DCM commented information regarding location and dimensions of bases indispensable to permit USG evaluate King’s proposal and that a written undertaking on the part of Papandreou to this effect would be essential to add element of reality to situation.

Next step would be to request Grivas come to Athens, possibly tomorrow, to obtain his concurrence, at least in principle. Costopoulos implied question of precise area and location of NATO base, or bases, might not be specifically discussed with Makarios or Grivas. This aspect of solution would be undertaken only by GOG as an obligation to be discharged after enosis. GOG would, however, say publicly at time enosis proposed and Greek and Cypriot Parliaments convoked, that GOG would be prepared grant NATO base and that Makarios had concurred.

Costopoulos confided to DCM on “top secret” basis, that Kyprianou and Georkadjis had agreed to support a GOG push for enosis when the appropriate circumstances have been created. This apparently included agreement to principle of NATO base and willingness denounce Makarios in event his defection. Meanwhile some additional 500 military, “not fighters, mostly technicians” (sic), were being sent to Cyprus and other unspecified measures being taken strengthen GOG position there.

DCM pushed Costopoulos hard regarding current status of Cypriot/Soviet negotiations. Costopoulos was very vague, but after further interrogation said one of principal reasons for Makarios’ visit to Cairo [Page 295] tomorrow is to make arrangements for basing of “the 15 planes” which Makarios is endeavoring to have delivered as soon as possible. Although Costopoulos declined to be precise, DCM came away with impression planes presumably of Soviet origin might be available within next week or so, and that they would be piloted ostensibly by Cypriots but actually by Greek civilians. (Comment: Garoufalias once argued that use Greek civilian pilots would provide GOG with best possible control if Makarios insisted planes be made available to GOG.)

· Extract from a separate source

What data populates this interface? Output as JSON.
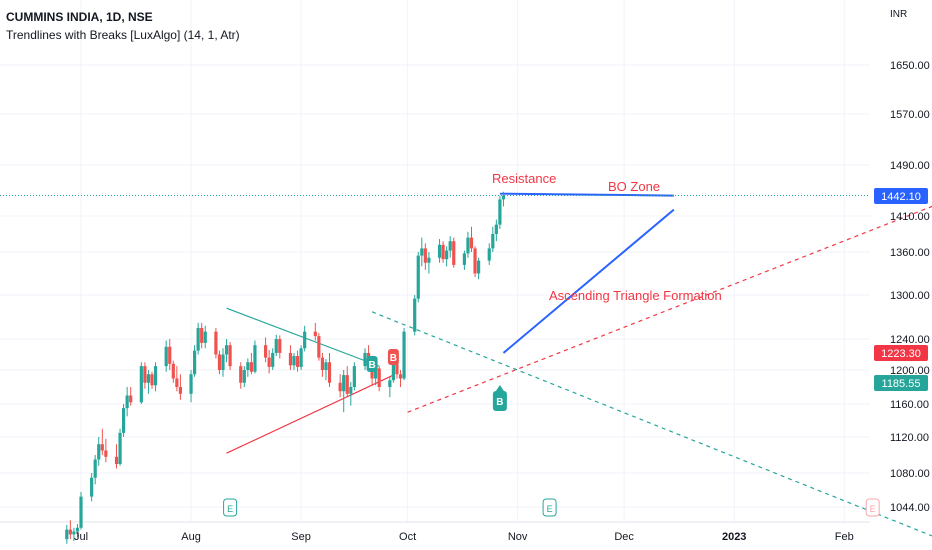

Comment: Costopoulos explanation leaves much to be desired, and DCM tells me FonMin obviously did not appear prepared to talk of matter in any detail. I have asked to see PriMin. If GOG prepared screw up its courage, give us assurances in writing along lines King’s proposal but with more detail, and force issue with Makarios, King’s proposal probably worth serious consideration by GOT, UK and USG. GOG (assuming Grivas backing) may have in mind possibility using alleged Makarios “commitment” as justification for public break with him.

Labouisse
  1. Source: Department of State, Central Files, POL 27 CYP. Secret; Flash; Nodis-TAG. Received at 11:07 a.m. and repeated to Ankara, London, Geneva for Acheson, and Nicosia. Passed to the White House.
  2. Telegram 407 from Athens, August 26, reported that the King had won Makarios’ agreement to the creation of a NATO base on Cyprus following enosis, and government and opposition agreement in Greece for the lease of a base on Kastellorizon to Turkey. (Ibid.) The text of the King’s message to President Johnson was transmitted in telegram 408 from Athens, August 26. (Ibid.)